Third Book - Allegiant
My biggest problem of the entire series derives from the last book, which was meant to be the big finale. One of my main compliments of the series was that it had a fast-paced plot, but with enough down time to allow you to care for the characters. This formula was pretty much thrown out the window for the last book as it was boring for seventy-five percent of the time. It took me two days to read Divergent, and I finished Insurgent in an afternoon. It took me nearly a month to finally finish Allegiant. Many large revelations were revealed in this book, and almost every single one of them are disappointing my opinion. They weren’t the thrilling plot twists that I had become accustomed to in the first two books, and the ones that were there I thought were anti-climatic. Tris’s search of self discovery is furthered in the book, but I felt it wasn’t as extensive in this book compared to the last two. Granted, that is to be expected as it is the last book since her search for herself is coming to a rapid close especially because of the ending of Allegiant. Not to give too much away but I also felt the climax was an unneeded trope so the story could experience five pages of excitement. If Allegiant were its own book I would likely not recommend it.

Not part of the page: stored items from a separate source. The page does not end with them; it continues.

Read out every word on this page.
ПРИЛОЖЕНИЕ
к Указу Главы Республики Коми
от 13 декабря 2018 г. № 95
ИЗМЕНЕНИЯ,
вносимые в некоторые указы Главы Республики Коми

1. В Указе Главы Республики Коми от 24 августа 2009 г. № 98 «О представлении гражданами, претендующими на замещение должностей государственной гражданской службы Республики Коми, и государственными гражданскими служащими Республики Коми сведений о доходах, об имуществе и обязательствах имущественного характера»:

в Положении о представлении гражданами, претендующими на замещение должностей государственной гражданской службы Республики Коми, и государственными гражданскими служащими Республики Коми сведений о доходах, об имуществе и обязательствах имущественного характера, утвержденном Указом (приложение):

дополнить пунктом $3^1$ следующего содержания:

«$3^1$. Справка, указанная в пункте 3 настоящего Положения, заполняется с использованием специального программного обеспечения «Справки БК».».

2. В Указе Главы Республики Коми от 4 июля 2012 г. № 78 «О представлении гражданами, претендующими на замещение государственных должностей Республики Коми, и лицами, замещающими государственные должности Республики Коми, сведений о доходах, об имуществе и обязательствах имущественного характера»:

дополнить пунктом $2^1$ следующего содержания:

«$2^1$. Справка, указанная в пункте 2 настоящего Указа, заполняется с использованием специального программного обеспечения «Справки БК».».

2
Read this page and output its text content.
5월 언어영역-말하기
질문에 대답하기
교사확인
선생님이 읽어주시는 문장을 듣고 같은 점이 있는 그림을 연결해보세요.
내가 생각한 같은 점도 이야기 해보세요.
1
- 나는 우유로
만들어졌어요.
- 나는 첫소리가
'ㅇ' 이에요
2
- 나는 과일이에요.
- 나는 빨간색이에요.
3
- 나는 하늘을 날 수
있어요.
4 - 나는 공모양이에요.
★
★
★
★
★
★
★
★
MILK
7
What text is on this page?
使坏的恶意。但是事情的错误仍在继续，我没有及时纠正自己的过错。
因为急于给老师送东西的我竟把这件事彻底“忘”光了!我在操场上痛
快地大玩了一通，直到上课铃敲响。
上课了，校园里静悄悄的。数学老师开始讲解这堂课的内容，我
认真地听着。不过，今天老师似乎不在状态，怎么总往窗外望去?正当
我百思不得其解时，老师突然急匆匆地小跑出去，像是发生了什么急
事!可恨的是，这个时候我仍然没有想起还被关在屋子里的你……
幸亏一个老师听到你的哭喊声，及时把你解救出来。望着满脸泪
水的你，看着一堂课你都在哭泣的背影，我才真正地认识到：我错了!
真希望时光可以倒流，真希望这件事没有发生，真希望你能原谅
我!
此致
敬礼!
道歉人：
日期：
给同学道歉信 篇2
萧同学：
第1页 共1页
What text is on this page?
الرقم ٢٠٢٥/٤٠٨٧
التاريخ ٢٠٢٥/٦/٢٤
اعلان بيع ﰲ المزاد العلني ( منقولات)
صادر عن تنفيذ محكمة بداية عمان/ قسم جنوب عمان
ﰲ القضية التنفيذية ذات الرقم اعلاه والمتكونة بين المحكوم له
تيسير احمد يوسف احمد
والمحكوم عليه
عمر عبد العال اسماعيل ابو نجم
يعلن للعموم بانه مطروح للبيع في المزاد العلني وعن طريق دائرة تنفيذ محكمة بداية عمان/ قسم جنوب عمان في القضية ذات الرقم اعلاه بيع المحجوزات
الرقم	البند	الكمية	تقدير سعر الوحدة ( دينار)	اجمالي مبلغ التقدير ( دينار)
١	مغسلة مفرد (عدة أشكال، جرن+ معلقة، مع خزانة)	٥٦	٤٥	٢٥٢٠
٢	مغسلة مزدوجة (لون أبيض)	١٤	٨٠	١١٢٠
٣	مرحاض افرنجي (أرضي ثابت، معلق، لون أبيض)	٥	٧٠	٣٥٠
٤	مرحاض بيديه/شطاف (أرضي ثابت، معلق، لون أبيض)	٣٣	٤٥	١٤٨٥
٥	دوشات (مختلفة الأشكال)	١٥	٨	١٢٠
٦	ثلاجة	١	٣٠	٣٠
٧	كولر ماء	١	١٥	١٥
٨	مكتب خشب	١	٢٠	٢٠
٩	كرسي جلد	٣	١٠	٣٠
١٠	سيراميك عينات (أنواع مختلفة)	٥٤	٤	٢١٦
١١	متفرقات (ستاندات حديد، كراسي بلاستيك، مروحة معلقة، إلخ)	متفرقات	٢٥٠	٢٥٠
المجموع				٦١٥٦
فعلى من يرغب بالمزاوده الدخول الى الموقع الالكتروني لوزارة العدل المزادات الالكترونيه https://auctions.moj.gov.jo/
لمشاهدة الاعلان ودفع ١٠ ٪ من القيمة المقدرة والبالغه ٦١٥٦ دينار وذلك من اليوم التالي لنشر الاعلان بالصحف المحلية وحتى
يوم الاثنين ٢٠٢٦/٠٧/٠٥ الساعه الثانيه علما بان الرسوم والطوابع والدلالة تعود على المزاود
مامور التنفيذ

As a whole, I thoroughly enjoyed the Divergent trilogy. The plot was fast paced with near constant action, but well mixed with enough down time where we grew to care for the main characters. This writing style has become quite popular these past few years with books like The Hunger Games and The Maze Runner, and Divergent followed this formula pretty closely. I don’t really think Divergent brought anything new to the table as there are numerous comparisons that can be made with other books in the same genre. Another critique I have, as a whole, is that the only character I actually cared about was Tris, and Four at times. The other characters, I feel, were not well fleshed out or developed and were really glorified extras with some lines. With that being said, I feel like Tris was a very well-developed character. It was an entertaining experience to watch her grow within the span of the series, and I feel like her story arc was pretty well executed until the last fifty pages of Allegiant. Though I will say the series declines in quality with each suceeding book, I still recommend the series.